Investigating the role of the fusion gene KIAA1549:BRAF in the development of childhood pilocytic astrocytoma.

Researchers at the University of Cambridge, led by Professor Peter Collins, will be investigating the role of the fusion gene KIAA1549:BRAF in the development of childhood pilocytic astrocytoma.

Over 60% of pilocytic astrocytoma tumours contain the fusion gene KIAA1549:BRAF, which is formed when two separate genes, KIAA1549 and BRAF, join together. The effect of this fusion gene on tumour development is currently unknown.

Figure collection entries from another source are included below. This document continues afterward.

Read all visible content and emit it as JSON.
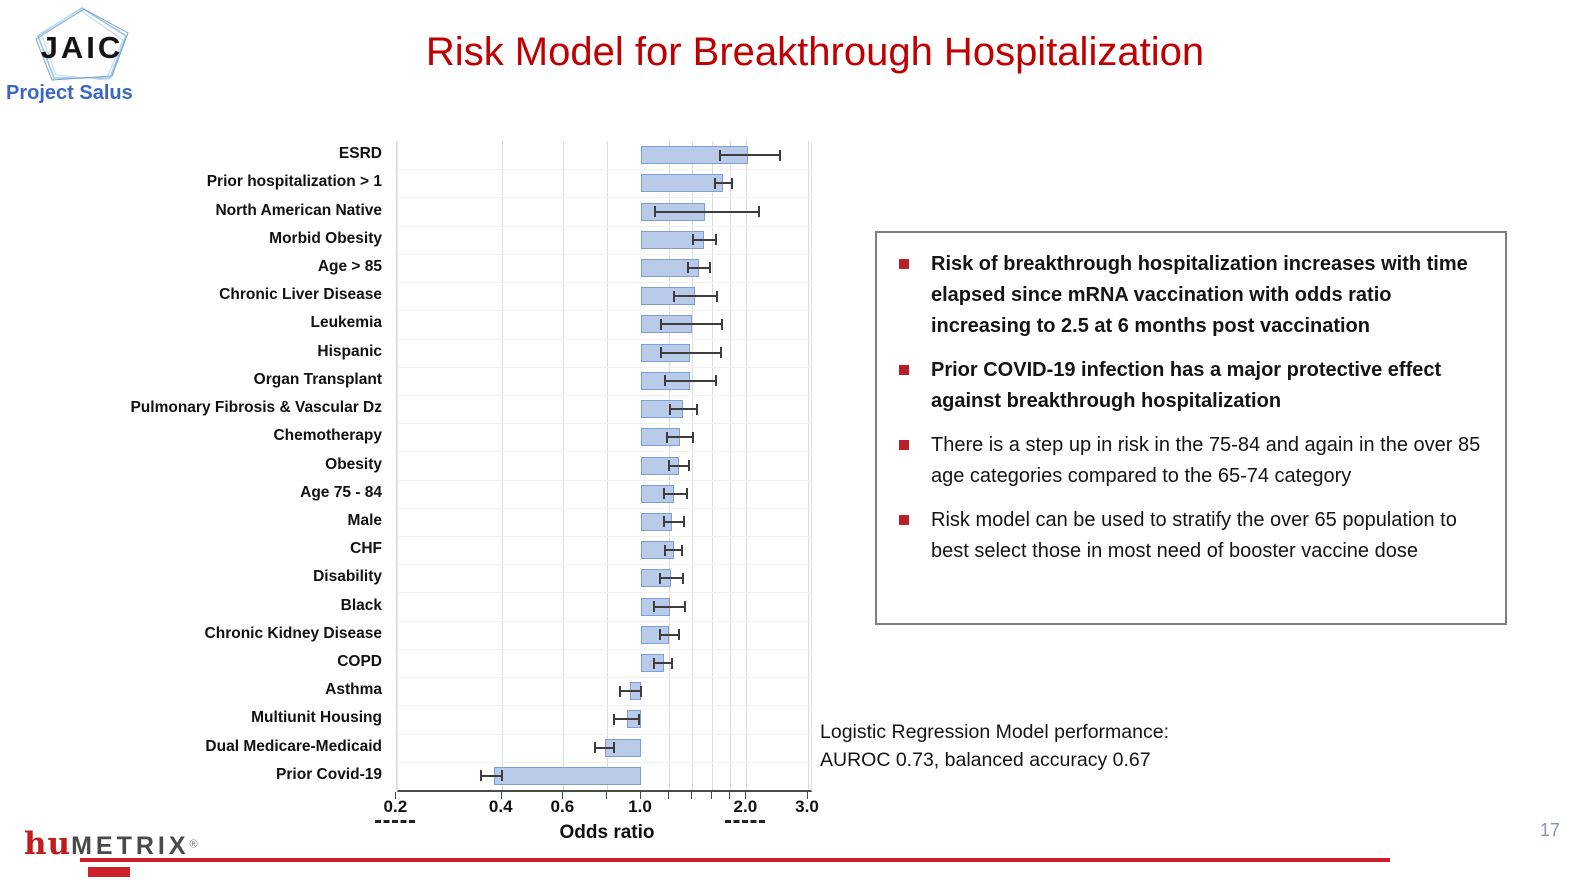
{
  "header": {
    "logo_text": "JAIC",
    "logo_subtitle": "Project Salus",
    "title": "Risk Model for Breakthrough Hospitalization"
  },
  "chart_data": {
    "type": "bar",
    "orientation": "horizontal",
    "title": "",
    "xlabel": "Odds ratio",
    "x_scale": "log",
    "x_range": [
      0.2,
      3.0
    ],
    "baseline": 1.0,
    "x_tick_labels": [
      0.2,
      0.4,
      0.6,
      1.0,
      2.0,
      3.0
    ],
    "tick_marks": [
      0.2,
      0.4,
      0.6,
      0.8,
      1.0,
      1.2,
      1.4,
      1.6,
      1.8,
      2.0,
      3.0
    ],
    "gridlines": [
      0.2,
      0.4,
      0.6,
      0.8,
      1.2,
      1.4,
      1.6,
      1.8,
      2.0,
      3.0
    ],
    "crop_marks_at": [
      0.2,
      2.0
    ],
    "grid": true,
    "legend": "none",
    "categories": [
      "ESRD",
      "Prior hospitalization > 1",
      "North American Native",
      "Morbid Obesity",
      "Age > 85",
      "Chronic Liver Disease",
      "Leukemia",
      "Hispanic",
      "Organ Transplant",
      "Pulmonary Fibrosis & Vascular Dz",
      "Chemotherapy",
      "Obesity",
      "Age 75 - 84",
      "Male",
      "CHF",
      "Disability",
      "Black",
      "Chronic Kidney Disease",
      "COPD",
      "Asthma",
      "Multiunit Housing",
      "Dual Medicare-Medicaid",
      "Prior Covid-19"
    ],
    "values": [
      2.02,
      1.71,
      1.52,
      1.51,
      1.46,
      1.43,
      1.4,
      1.38,
      1.38,
      1.32,
      1.29,
      1.28,
      1.24,
      1.23,
      1.24,
      1.22,
      1.21,
      1.2,
      1.16,
      0.93,
      0.91,
      0.79,
      0.38
    ],
    "ci_low": [
      1.68,
      1.63,
      1.1,
      1.41,
      1.36,
      1.24,
      1.14,
      1.14,
      1.17,
      1.21,
      1.19,
      1.2,
      1.16,
      1.16,
      1.17,
      1.13,
      1.09,
      1.13,
      1.09,
      0.87,
      0.84,
      0.74,
      0.35
    ],
    "ci_high": [
      2.49,
      1.82,
      2.17,
      1.64,
      1.57,
      1.65,
      1.7,
      1.69,
      1.64,
      1.45,
      1.41,
      1.37,
      1.35,
      1.33,
      1.31,
      1.32,
      1.34,
      1.28,
      1.23,
      1.0,
      0.99,
      0.84,
      0.4
    ]
  },
  "callout_box": {
    "bullets": [
      {
        "bold": true,
        "text": "Risk of breakthrough hospitalization increases with time elapsed since mRNA vaccination with odds ratio increasing to 2.5 at 6 months post vaccination"
      },
      {
        "bold": true,
        "text": "Prior COVID-19 infection has a major protective effect against breakthrough hospitalization"
      },
      {
        "bold": false,
        "text": "There is a step up in risk in the 75-84 and again in the over 85 age categories compared to the 65-74 category"
      },
      {
        "bold": false,
        "text": "Risk model can be used to stratify the over 65 population to best select those in most need of booster vaccine dose"
      }
    ]
  },
  "model_performance": {
    "line1": "Logistic Regression Model performance:",
    "line2": "AUROC 0.73, balanced accuracy 0.67"
  },
  "footer": {
    "logo_hu": "hu",
    "logo_metrix": "METRIX",
    "logo_reg": "®",
    "page_number": "17"
  },
  "colors": {
    "title_red": "#C00000",
    "logo_blue": "#3A66C8",
    "bar_fill": "#B9CBE9",
    "bar_border": "#7D9ED6",
    "error_bar": "#3D3D3D",
    "box_border": "#7F7F7F",
    "bullet_red": "#B42025",
    "footer_red": "#CE2029",
    "page_number_gray": "#8A95A5"
  }
}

The team will use brain stem cells to investigate whether this fusion gene has a role in the transformation of healthy brain cells to cancerous ones. A stem cell is an immature form of cell that has not yet become a specific cell type e.g. a nerve cell, and can act as an important model system to study brain tumour development.

Using molecular biology techniques, the fusion gene will be added to the brain stem cells and ‘switched on’. The team will then compare the growth and development of these cells with stem cells which do not contain the fusion gene.

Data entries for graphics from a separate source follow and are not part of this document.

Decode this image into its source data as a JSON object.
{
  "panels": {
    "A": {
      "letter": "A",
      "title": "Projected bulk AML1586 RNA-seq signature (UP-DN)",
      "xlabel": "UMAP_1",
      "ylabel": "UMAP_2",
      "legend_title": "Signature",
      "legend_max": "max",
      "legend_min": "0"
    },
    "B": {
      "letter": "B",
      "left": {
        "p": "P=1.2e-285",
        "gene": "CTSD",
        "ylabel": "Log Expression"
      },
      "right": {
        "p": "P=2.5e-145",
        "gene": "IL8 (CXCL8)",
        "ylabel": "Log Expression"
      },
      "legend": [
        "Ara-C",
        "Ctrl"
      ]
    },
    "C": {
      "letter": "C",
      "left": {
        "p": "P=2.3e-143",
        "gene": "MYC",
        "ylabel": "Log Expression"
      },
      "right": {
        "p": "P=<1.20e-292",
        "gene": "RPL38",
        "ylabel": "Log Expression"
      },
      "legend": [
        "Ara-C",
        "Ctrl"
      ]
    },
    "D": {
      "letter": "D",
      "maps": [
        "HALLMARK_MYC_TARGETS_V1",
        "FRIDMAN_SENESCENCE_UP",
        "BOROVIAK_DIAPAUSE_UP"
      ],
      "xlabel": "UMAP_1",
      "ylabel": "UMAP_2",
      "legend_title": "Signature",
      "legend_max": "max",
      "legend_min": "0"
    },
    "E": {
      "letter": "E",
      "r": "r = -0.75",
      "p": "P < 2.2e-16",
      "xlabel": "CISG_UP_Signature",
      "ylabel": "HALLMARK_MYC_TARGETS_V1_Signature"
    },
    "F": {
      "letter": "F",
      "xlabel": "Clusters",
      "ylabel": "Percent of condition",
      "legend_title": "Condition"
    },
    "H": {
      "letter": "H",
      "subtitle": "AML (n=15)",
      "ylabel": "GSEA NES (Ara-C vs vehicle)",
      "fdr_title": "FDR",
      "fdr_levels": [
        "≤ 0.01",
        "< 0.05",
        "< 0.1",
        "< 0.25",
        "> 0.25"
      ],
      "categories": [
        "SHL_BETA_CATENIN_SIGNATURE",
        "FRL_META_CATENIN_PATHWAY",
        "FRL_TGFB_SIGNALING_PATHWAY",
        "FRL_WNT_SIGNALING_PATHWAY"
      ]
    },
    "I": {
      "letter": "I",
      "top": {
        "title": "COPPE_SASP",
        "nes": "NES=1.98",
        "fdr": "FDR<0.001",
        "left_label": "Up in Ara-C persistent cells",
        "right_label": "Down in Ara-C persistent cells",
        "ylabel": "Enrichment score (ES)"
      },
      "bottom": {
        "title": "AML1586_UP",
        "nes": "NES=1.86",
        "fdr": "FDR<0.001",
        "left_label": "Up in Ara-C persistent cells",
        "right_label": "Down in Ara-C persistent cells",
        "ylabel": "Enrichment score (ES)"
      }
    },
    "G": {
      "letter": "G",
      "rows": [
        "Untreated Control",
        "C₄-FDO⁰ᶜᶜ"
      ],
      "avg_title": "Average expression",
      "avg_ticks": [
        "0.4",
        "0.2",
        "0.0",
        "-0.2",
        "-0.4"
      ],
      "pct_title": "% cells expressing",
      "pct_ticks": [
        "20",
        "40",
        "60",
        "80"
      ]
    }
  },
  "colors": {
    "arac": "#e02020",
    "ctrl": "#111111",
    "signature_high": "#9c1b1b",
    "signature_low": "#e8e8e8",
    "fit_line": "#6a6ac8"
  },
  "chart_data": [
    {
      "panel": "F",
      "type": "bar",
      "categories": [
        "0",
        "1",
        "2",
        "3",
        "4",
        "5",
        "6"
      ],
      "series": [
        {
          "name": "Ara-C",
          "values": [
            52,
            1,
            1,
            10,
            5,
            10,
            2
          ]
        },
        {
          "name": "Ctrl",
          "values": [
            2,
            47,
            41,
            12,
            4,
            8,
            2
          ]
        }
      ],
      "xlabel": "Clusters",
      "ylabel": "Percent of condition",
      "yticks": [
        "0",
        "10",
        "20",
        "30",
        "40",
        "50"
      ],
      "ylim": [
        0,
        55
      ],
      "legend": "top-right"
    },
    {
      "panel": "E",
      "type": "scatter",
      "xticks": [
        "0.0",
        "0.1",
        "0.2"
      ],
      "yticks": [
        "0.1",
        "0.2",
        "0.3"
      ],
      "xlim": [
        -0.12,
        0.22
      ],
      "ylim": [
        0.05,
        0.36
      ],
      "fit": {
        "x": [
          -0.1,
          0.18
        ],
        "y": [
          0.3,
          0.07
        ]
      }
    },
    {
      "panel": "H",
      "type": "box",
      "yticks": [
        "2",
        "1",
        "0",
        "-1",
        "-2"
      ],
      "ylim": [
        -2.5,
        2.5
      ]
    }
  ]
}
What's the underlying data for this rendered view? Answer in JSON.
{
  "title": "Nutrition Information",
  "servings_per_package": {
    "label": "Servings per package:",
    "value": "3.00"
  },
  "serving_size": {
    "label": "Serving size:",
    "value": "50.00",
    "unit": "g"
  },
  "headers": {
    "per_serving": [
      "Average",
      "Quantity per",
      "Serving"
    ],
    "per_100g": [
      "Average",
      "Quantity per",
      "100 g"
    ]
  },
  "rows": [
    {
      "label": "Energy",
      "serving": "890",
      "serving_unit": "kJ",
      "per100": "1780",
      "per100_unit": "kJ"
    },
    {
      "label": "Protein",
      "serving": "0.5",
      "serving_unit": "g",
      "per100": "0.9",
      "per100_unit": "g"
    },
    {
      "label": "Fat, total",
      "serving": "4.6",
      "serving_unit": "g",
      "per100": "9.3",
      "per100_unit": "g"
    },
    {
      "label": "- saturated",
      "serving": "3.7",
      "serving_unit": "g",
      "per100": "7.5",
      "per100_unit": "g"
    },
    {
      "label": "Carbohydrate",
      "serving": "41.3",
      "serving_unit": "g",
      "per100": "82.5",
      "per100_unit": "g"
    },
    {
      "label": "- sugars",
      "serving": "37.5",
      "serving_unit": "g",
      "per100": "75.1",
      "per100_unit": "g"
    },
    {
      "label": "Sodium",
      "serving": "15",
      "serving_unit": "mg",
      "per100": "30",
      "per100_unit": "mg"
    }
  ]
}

This information will help the researchers to understand whether KIAA159:BRAF is involved in the development of pilocytic astrocytoma and if this gene can be targeted by drugs to prevent tumour formation.

Pilocytic astrocytoma is a common childhood brain tumour. Understanding the abnormal genetic make up of this tumour type is essential if children are to be diagnosed accurately and treatments developed which target the cancer cells only and do not harm the developing brain.